1. The manufacturer is not obligated to retain working documents such as files, negatives, color proofs, lithographs, films, compositions, proofs, or tools after the goods have been manufactured and delivered, unless otherwise agreed in writing. A record of the final data intended to safeguard the technical production data of the goods will be deleted six months after the delivery date.

2. When the retention of working documents has been agreed upon in writing, the resulting costs, e.g., for archiving, retrieval, formatting, and editing, will be invoiced at cost. The retention of working documents is at the client's risk. The manufacturer assumes no responsibility for the subsequent proper availability of the archived working documents.

15. Limitations of liability

1. With regard to direct damages caused by gross negligence or willful misconduct and suffered by the principal due to the manufacturer or its auxiliary personnel during the performance of contractual obligations, the manufacturer's liability is limited to a maximum of the agreed or confirmed price of the goods.

2. The manufacturer accepts no responsibility for inaccurate or incomplete data transmitted by the customer (via computer or modem).

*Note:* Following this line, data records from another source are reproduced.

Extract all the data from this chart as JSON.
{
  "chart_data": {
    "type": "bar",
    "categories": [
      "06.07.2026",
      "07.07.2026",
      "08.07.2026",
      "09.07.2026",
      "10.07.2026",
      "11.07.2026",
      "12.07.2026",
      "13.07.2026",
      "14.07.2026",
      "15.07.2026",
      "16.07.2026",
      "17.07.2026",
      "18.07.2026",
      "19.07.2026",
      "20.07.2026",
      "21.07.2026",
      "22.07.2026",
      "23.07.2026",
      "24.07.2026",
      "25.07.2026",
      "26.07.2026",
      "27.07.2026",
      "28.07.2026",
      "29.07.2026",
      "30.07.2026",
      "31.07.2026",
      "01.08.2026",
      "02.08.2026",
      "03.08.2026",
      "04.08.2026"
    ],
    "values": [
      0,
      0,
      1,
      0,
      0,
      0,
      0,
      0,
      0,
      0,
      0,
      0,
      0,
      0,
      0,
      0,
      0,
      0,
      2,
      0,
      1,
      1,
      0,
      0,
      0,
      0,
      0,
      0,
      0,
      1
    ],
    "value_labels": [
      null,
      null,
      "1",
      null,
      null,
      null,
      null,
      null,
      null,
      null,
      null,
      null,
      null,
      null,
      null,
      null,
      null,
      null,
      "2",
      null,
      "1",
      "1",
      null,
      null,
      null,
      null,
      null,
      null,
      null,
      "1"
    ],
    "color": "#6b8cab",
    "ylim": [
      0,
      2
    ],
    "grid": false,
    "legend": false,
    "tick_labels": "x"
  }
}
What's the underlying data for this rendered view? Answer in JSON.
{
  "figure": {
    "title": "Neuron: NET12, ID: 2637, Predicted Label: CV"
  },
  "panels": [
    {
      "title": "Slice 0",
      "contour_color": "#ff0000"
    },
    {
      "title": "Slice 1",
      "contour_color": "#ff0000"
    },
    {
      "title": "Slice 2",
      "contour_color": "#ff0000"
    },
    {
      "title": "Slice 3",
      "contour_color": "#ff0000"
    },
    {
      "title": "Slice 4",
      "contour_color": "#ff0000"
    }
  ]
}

Furthermore, the manufacturer disclaims all liability when the data provided cannot be processed or used in a standard manner and consequently results in defects in the ordered products. The manufacturer accepts no responsibility for the loss of delivered data or data requiring reprocessing.

3. The client's right to compensation exceeding that mentioned above is deemed nonexistent. In particular, the manufacturer assumes no liability for indirect or defective damages, for economic losses, or for damages resulting from lost orders or lost profits on the part of the client, etc.

16. Modifications, additions and partial cancellations

1. Any modification and addition to these general conditions or to a contract between the manufacturer and its principal, as well as any other legally binding declaration by the contracting parties, must be recorded in writing to be valid.

2. If any clause of these general terms and conditions or of a contract between the manufacturer and the client is deemed null and void, that clause shall be replaced by a new, valid clause that most closely approximates its legal or commercial purpose. The validity of the other clauses of the contract and these general terms and conditions shall not be affected.

17. Place of execution and jurisdiction

1. The place of performance for both parties is the manufacturer's headquarters.

2. In the event of any dispute arising out of or in connection with the individual contract between the contracting parties and these general terms and conditions, including disputes relating to the performance, legal validity, modification, or termination of said contract, the courts of the manufacturer's registered office shall have exclusive jurisdiction. The manufacturer is also entitled to bring an action before the courts of the principal's registered office or branch. The principal expressly waives the right to bring an action before the courts of its place of jurisdiction, the courts of its registered office or branch, or any other court.

18. Applicable law

1. The contracting parties hereby submit their legal relationship to Lebanese law. This supplements the contract and these general terms and conditions. The application of the United Nations Convention on Contracts for the International Sale of Goods (Vienna Convention) is explicitly excluded.